Before coming to the University of Illinois, Professor Siena held professorships at the University of Arizona and the Yale School of Music. Professor Siena is recognized internationally as a master teacher who teaches each summer in Salzburg, Austria and Urbania, Italy. He is much in demand for master classes, which he has presented for the Santa Fe Opera Apprentice Program, the American Opera Center of Chicago Lyric Opera and Westminster Choir College. Several of his students appear regularly at the Metropolitan Opera, New York City Opera and major opera and concert venues around the world. Professor Siena is a 2004 recipient of a College of Fine and Applied Arts Faculty Award for Excellence in Teaching. Most recently, he participated as a Master Teacher in the national NATS Internship Program held at the University of North Carolina, Charlotte.
As an operatic stage director, Professor Siena has a long list of productions to his credit: For Arizona Opera he directed productions of “La Traviata”, “The Love for Three Oranges,” and “Lohengrin. “For the University of Arizona Opera Program “The Merry Wives of Windsor” and the World Premier of Thomas Pasatieri’s “Maria Elena” in which he also sang the principal tenor role. This production won glowing reviews from Opera News.

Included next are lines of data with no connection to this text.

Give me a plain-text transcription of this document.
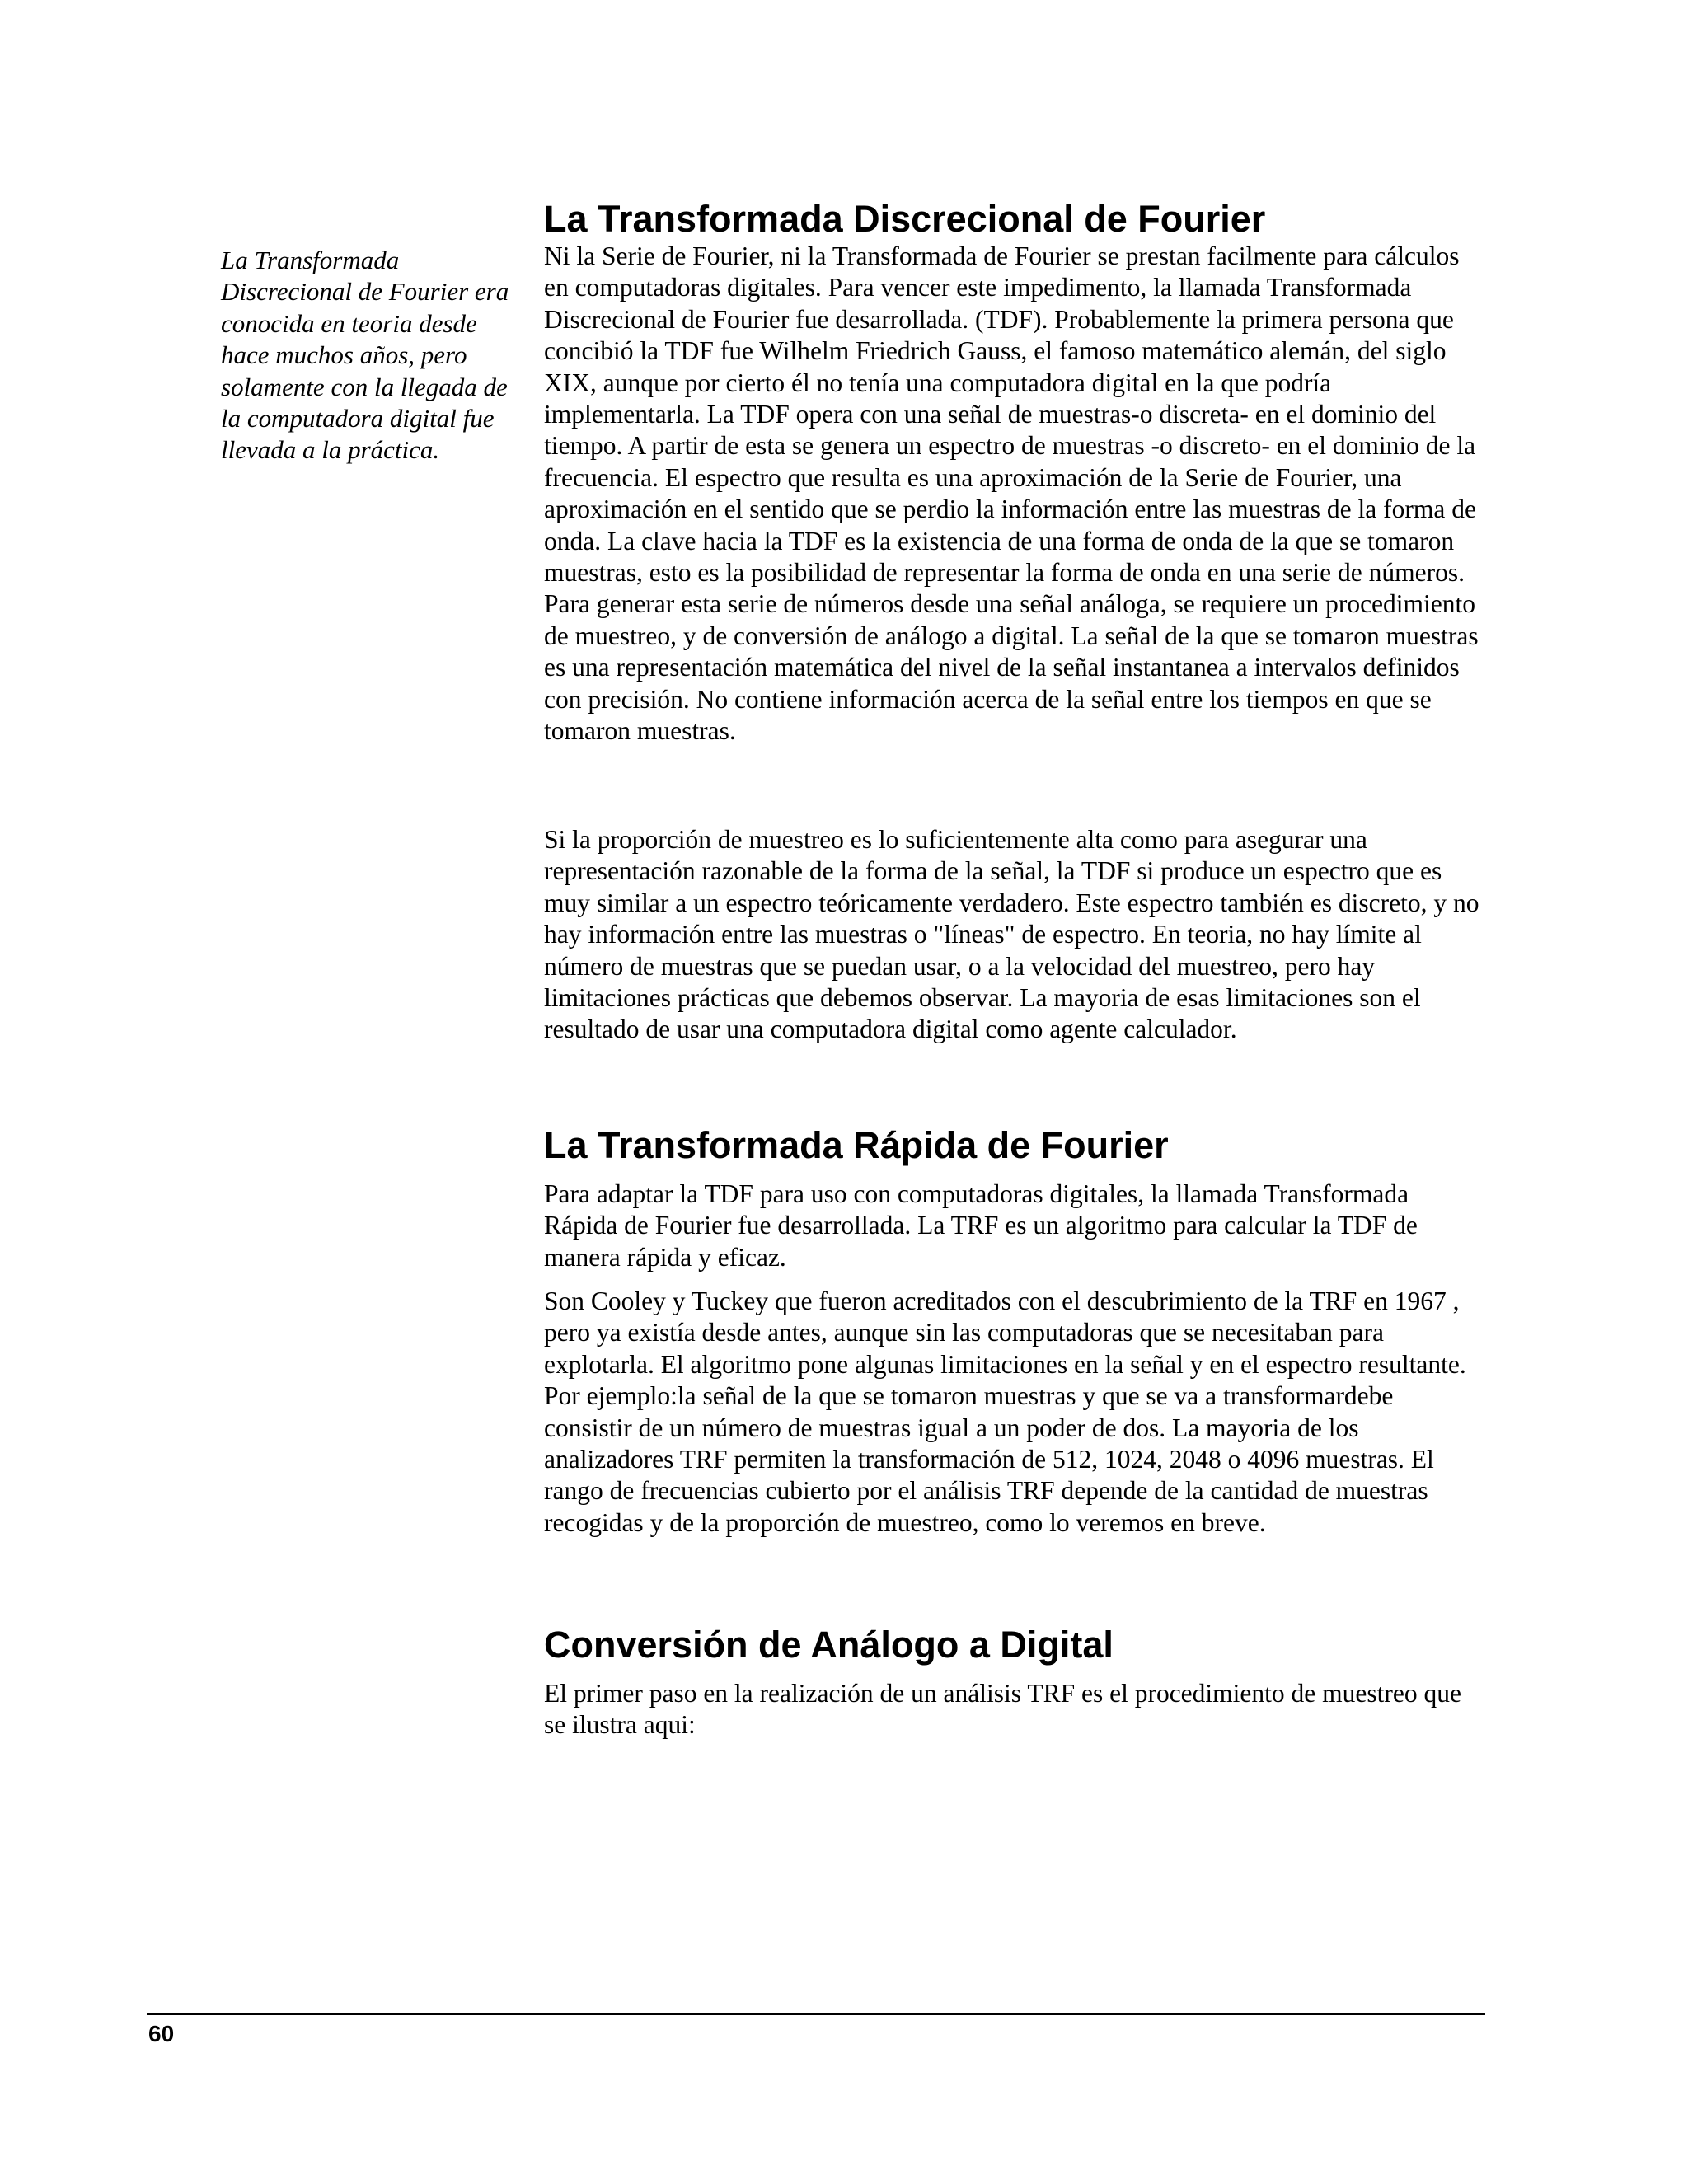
La Transformada Discrecional de Fourier era conocida en teoria desde hace muchos años, pero solamente con la llegada de la computadora digital fue llevada a la práctica.

La Transformada Discrecional de Fourier

Ni la Serie de Fourier, ni la Transformada de Fourier se prestan facilmente para cálculos en computadoras digitales. Para vencer este impedimento, la llamada Transformada Discrecional de Fourier fue desarrollada. (TDF). Probablemente la primera persona que concibió la TDF fue Wilhelm Friedrich Gauss, el famoso matemático alemán, del siglo XIX, aunque por cierto él no tenía una computadora digital en la que podría implementarla. La TDF opera con una señal de muestras-o discreta- en el dominio del tiempo. A partir de esta se genera un espectro de muestras -o discreto- en el dominio de la frecuencia. El espectro que resulta es una aproximación de la Serie de Fourier, una aproximación en el sentido que se perdio la información entre las muestras de la forma de onda. La clave hacia la TDF es la existencia de una forma de onda de la que se tomaron muestras, esto es la posibilidad de representar la forma de onda en una serie de números. Para generar esta serie de números desde una señal análoga, se requiere un procedimiento de muestreo, y de conversión de análogo a digital. La señal de la que se tomaron muestras es una representación matemática del nivel de la señal instantanea a intervalos definidos con precisión. No contiene información acerca de la señal entre los tiempos en que se tomaron muestras.

Si la proporción de muestreo es lo suficientemente alta como para asegurar una representación razonable de la forma de la señal, la TDF si produce un espectro que es muy similar a un espectro teóricamente verdadero. Este espectro también es discreto, y no hay información entre las muestras o "líneas" de espectro. En teoria, no hay límite al número de muestras que se puedan usar, o a la velocidad del muestreo, pero hay limitaciones prácticas que debemos observar. La mayoria de esas limitaciones son el resultado de usar una computadora digital como agente calculador.

La Transformada Rápida de Fourier

Para adaptar la TDF para uso con computadoras digitales, la llamada Transformada Rápida de Fourier fue desarrollada. La TRF es un algoritmo para calcular la TDF de manera rápida y eficaz.

Son Cooley y Tuckey que fueron acreditados con el descubrimiento de la TRF en 1967 , pero ya existía desde antes, aunque sin las computadoras que se necesitaban para explotarla. El algoritmo pone algunas limitaciones en la señal y en el espectro resultante. Por ejemplo:la señal de la que se tomaron muestras y que se va a transformardebe consistir de un número de muestras igual a un poder de dos. La mayoria de los analizadores TRF permiten la transformación de 512, 1024, 2048 o 4096 muestras. El rango de frecuencias cubierto por el análisis TRF depende de la cantidad de muestras recogidas y de la proporción de muestreo, como lo veremos en breve.

Conversión de Análogo a Digital

El primer paso en la realización de un análisis TRF es el procedimiento de muestreo que se ilustra aqui:

60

For Florida Presbyterian College (now Eckerd College) he did three productions: Benjamin Britten’s “Burning Fiery Furnace” and “Curlew River’, as well as Handel’s “Acis and Galatea”.

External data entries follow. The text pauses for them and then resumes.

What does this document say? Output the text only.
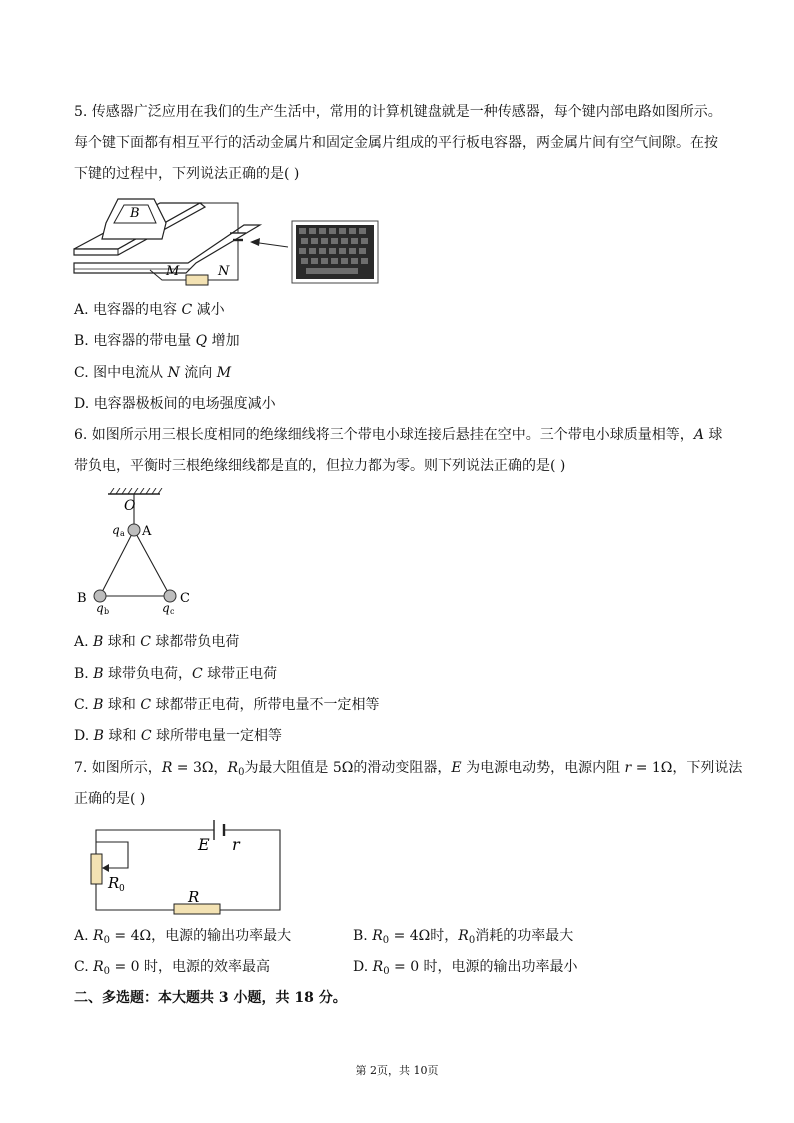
5. 传感器广泛应用在我们的生产生活中，常用的计算机键盘就是一种传感器，每个键内部电路如图所示。
每个键下面都有相互平行的活动金属片和固定金属片组成的平行板电容器，两金属片间有空气间隙。在按
下键的过程中，下列说法正确的是( )
B
M	N
A. 电容器的电容 C 减小
B. 电容器的带电量 Q 增加
C. 图中电流从 N 流向 M
D. 电容器极板间的电场强度减小
6. 如图所示用三根长度相同的绝缘细线将三个带电小球连接后悬挂在空中。三个带电小球质量相等，A 球
带负电，平衡时三根绝缘细线都是直的，但拉力都为零。则下列说法正确的是( )
O
A
q a
B
q b
C
q c
A. B 球和 C 球都带负电荷
B. B 球带负电荷，C 球带正电荷
C. B 球和 C 球都带正电荷，所带电量不一定相等
D. B 球和 C 球所带电量一定相等
7. 如图所示，R = 3Ω，$R_0$为最大阻值是 5Ω的滑动变阻器，E 为电源电动势，电源内阻 r = 1Ω，下列说法
正确的是( )
E r
R
R 0
A. $R_0 = 4\Omega$，电源的输出功率最大	B. $R_0 = 4\Omega$时，$R_0$消耗的功率最大
C. $R_0 = 0$ 时，电源的效率最高	D. $R_0 = 0$ 时，电源的输出功率最小
二、多选题：本大题共 3 小题，共 18 分。
第 2页，共 10页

At Yale University Siena directed Britten’s “Rape of Lucretia”, and a program of operatic scenes for Yale’s Norfolk Festival. He has also done productions of “Il Tabarro” and “The Old Maid and the Thief” for his opera workshop in Westchester, New York.

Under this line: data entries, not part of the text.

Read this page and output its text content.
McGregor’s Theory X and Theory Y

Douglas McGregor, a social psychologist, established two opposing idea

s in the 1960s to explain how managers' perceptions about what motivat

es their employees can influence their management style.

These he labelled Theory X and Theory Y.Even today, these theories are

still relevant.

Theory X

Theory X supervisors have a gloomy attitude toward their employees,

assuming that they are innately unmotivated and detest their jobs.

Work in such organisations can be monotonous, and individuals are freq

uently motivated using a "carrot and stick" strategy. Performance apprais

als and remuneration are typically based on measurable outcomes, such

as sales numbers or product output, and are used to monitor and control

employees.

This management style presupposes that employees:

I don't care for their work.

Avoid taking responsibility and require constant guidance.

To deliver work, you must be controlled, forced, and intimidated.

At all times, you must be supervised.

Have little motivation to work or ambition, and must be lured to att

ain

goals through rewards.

For the Santa Fe Opera Apprentice Program Professor Siena has directed scenes from “Lohengrin,” “Carmen” and “Don Carlo.” More recently he directed “L’Elisir d’Amore” for the Pacific Opera Institute and the Bear Valley Music Festival.
Here at the University of Illinois Jerold Siena completely revamped the opera training program, creating the Opera Studio, which is now part of Lyric Theatre. . In addition to his staging of Hugo Wolf’s “Italienisches Liederbuch” professor Siena is remembered for his recent production of “Il Barbiere di Siviglia”, his moving production of “Madama Butterfly” and the “Jerry Hadley Memorial Concert” which he conceived and directed, conducted by Eduardo Diazmunoz, with the participation of Siena’s operatic colleagues, Frederica von Stade, Elizabeth Futral, Thomas Hampson, Samuel Ramey and Richard Leech.
Professor Siena was appointed founding Artistic Administrator of Lyric Theatre@Illinois in the Spring of 2014. He has been exclusively on the voice faculty since the spring of 2015.
Most recently Siena directed Lyric Theatre@Illinois’ production of “L’Elisir d’Amore” to public and critical acclaim.
Teaching Philosophy
How do you get from Champaign/Urbana to the stage of the Metropolitan Opera? The old joke says: “practice, man, practice!” I believe that serious vocal study demands an understanding of all the elements and influences that are contained in the music that we sing. The first element is, of course, a flawless vocal technique, one that insures vocal health, longevity, and the ability to express the most subtle and also the most dramatic meanings of a song or aria. Each piece contains within it not only the notes on the page, but the meaning behind the music, within its proper historical and stylistic context and expressed with idiomatic diction and a complete understanding of the text and/or operatic character portrayed. Our goal is ultimately a performance in which the singer seems to have written the music himself, a spontaneous outpouring of soul and intellect which inspires audience members to a new awareness of their humanity and their place in the world.
Education
Studied at the Mannes College in New York, the Marlboro Festival School, and the Berkshire Music Center Opera Program. Artist Diplomas from the Accademia Chigiana in Siena, Italy, and the Accademia di Santa Cecilia in Rome.